Deniz Bey, "Anayasa'yı değiştirmeyi düşünmenin dahi suç olacağı bir Türk

AKP'nin anayasa değişikliği taslağı henüz son şeklini dahi almadı, ama CHP bu, bekleyememiş; Anayasa Mahkemesi'ne itiraz için şimdiden çalışma başlatmış...

Deniz Baykal, "Bütün olasılıkları kapsayan bir çalışma yapın. Değişiklik, referanduma gitmeden Anayasa Mahkemesi'nin önüne gidecek" diye talimat vermiş, kurmaylarına!

*

"Cumhuriyet Halk Seçmesin Partisi"nin liderine göre...

"Yargı Reformu" yapılırsa, demokrasimizin üzerinden 12 Eylül Anayasası'nın vesayeti kalkarsa, 'rejim elden gitmiş olacak!'

Pek kıymetli Deniz Bey, galiba bu gidişle filmin sonunda...

"Bir iktidarın, bir başbakanın anayasa değişikliğini bir lahza düşünmesi dahi suç teşkil etmeli" diyecek!

*

Baykal, her ne kadar bir siyasi partinin uzatmalı lideri olsa da...
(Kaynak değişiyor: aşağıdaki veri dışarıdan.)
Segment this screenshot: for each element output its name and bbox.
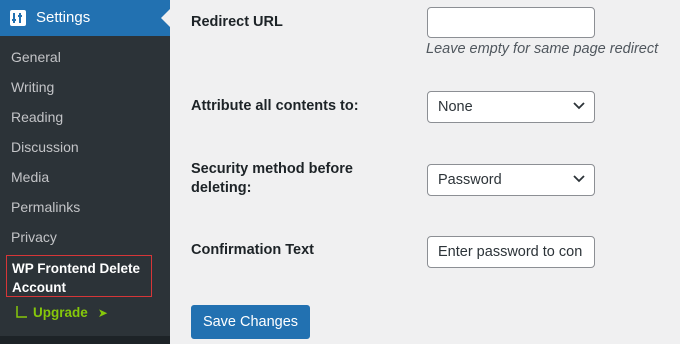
redirect-url-label: Redirect URL [191, 14, 283, 30]
sidebar-item-general[interactable]: General [0, 42, 170, 72]
settings-submenu: General Writing Reading Discussion Media… [0, 42, 170, 297]
upgrade-label: Upgrade [33, 305, 88, 320]
sidebar-item-permalinks[interactable]: Permalinks [0, 192, 170, 222]
security-method-label: Security method before deleting: [191, 161, 353, 196]
save-changes-button[interactable]: Save Changes [191, 305, 310, 339]
settings-menu-title: Settings [36, 9, 91, 26]
settings-sliders-icon [10, 10, 26, 26]
sidebar-item-writing[interactable]: Writing [0, 72, 170, 102]
security-method-select[interactable]: Password [427, 164, 595, 196]
submenu-arrow-icon [16, 306, 27, 318]
current-menu-arrow [161, 9, 170, 27]
upgrade-link[interactable]: Upgrade ➤ [16, 305, 108, 320]
arrow-right-icon: ➤ [97, 305, 108, 320]
attribute-contents-label: Attribute all contents to: [191, 98, 359, 114]
security-method-value: Password [438, 172, 502, 188]
confirmation-text-label: Confirmation Text [191, 242, 314, 258]
sidebar-item-privacy[interactable]: Privacy [0, 222, 170, 252]
sidebar-item-wp-frontend-delete-account[interactable]: WP Frontend Delete Account [6, 255, 152, 297]
sidebar-item-discussion[interactable]: Discussion [0, 132, 170, 162]
sidebar-item-reading[interactable]: Reading [0, 102, 170, 132]
attribute-contents-select[interactable]: None [427, 91, 595, 123]
admin-sidebar: Settings General Writing Reading Discuss… [0, 0, 170, 344]
sidebar-item-label: WP Frontend Delete Account [12, 261, 141, 295]
chevron-down-icon [573, 102, 585, 110]
redirect-url-description: Leave empty for same page redirect [426, 41, 659, 57]
attribute-contents-value: None [438, 99, 473, 115]
settings-menu-header[interactable]: Settings [0, 0, 170, 36]
sidebar-footer-strip [0, 336, 170, 344]
chevron-down-icon [573, 175, 585, 183]
sidebar-item-media[interactable]: Media [0, 162, 170, 192]
confirmation-text-input[interactable]: Enter password to con [427, 236, 595, 268]
redirect-url-input[interactable] [427, 7, 595, 38]
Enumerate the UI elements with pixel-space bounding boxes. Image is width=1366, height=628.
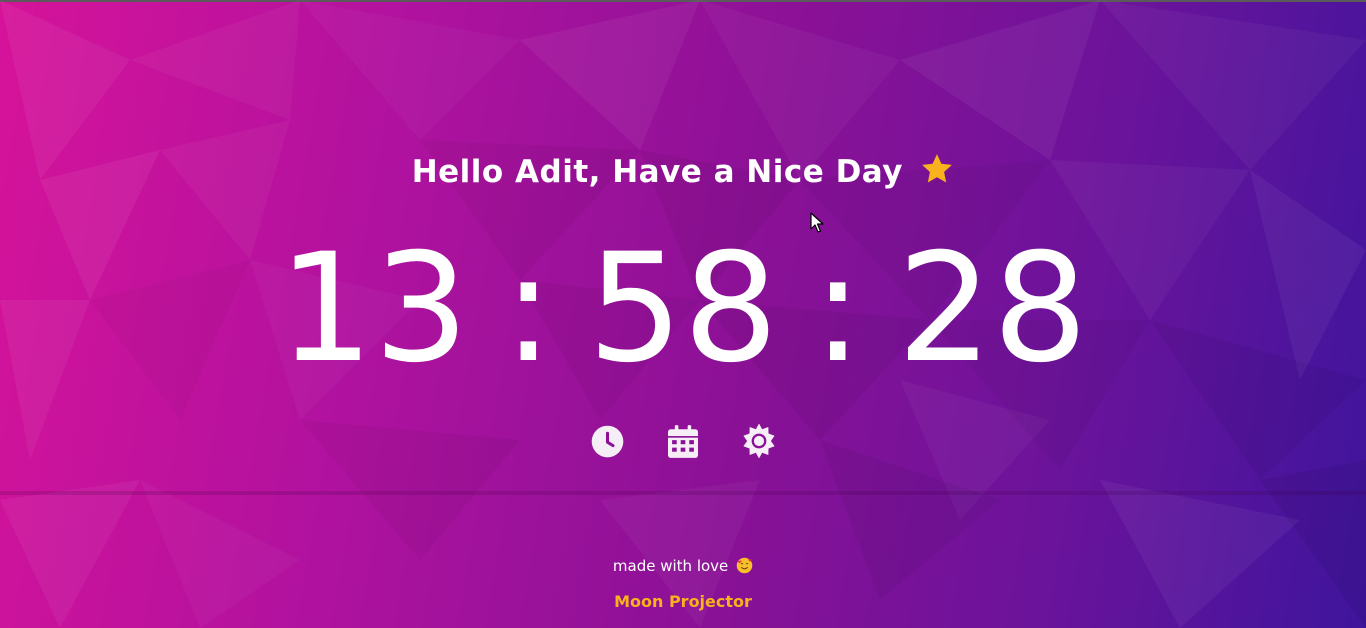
clock-icon (591, 425, 623, 457)
brand-link[interactable]: Moon Projector (0, 592, 1366, 611)
digital-clock: 13:58:28 (0, 224, 1366, 394)
made-with-love-text: made with love (0, 557, 1366, 575)
greeting-heading: Hello Adit, Have a Nice Day (0, 152, 1366, 190)
smiling-face-with-hearts-icon (736, 557, 753, 574)
section-divider (0, 491, 1366, 495)
sun-icon (743, 424, 775, 458)
clock-mode-button[interactable] (590, 424, 624, 458)
clock-minutes: 58 (587, 222, 779, 396)
calendar-icon (668, 424, 698, 458)
calendar-mode-button[interactable] (666, 424, 700, 458)
greeting-text: Hello Adit, Have a Nice Day (411, 154, 903, 190)
clock-seconds: 28 (896, 222, 1088, 396)
clock-separator: : (503, 222, 554, 396)
made-with-label: made with love (612, 557, 729, 575)
mouse-cursor-icon (810, 212, 824, 233)
theme-toggle-button[interactable] (742, 424, 776, 458)
clock-separator: : (812, 222, 863, 396)
clock-hours: 13 (278, 222, 470, 396)
star-icon (922, 154, 953, 183)
mode-controls (0, 424, 1366, 458)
"Siyasi Tarih" günü geldiğinde CHP liderini "Anayasa Mahkemesi'ni simgeleyen" mümtaz bir portre olarak yazmaya mecbur kalacak:

Bu akla ziyan noktaya doğru hızla yol alıyoruz!

*

Bense, son dönemde Deniz Bey'in koşusuna her baktığımda bir yandan o müthiş "Erol Taş" performansına gülümsüyor; diğer taraftan da "İsmet Paşa'nın başbakanlarından" Recep Peker'in siluetini görür gibi oluyorum...

CHP'nin 1935 Kongresi'nde "Türkiye Cumhuriyeti bir parti devletidir" demişti, Recep Peker...

Dahası, "denetleyici mekanizma" olarak "Cumhuriyet Konseyi"ni kurmayı tasarlamıştı.

İsmet İnönü'nün bütün başbakanlarından farklı "fevkalade sert" bir portre idi...

Bazı zamanlar "rejimi simgeleyen" halleri vardı!

*

Recep Peker'in "Cumhuriyet Konseyi" hayalini 27 Mayıs darbecileri gerçekleştirmiş; 1962'de Anayasa Mahkemesi kurulmuştu...

AYM gibi bir yapıyı uzun yıllar önce Recep Peker hayal etmişti; 21. Yüzyıl'da ise Deniz Baykal "CHP'nin komşu kapısı" haline getiriverdi.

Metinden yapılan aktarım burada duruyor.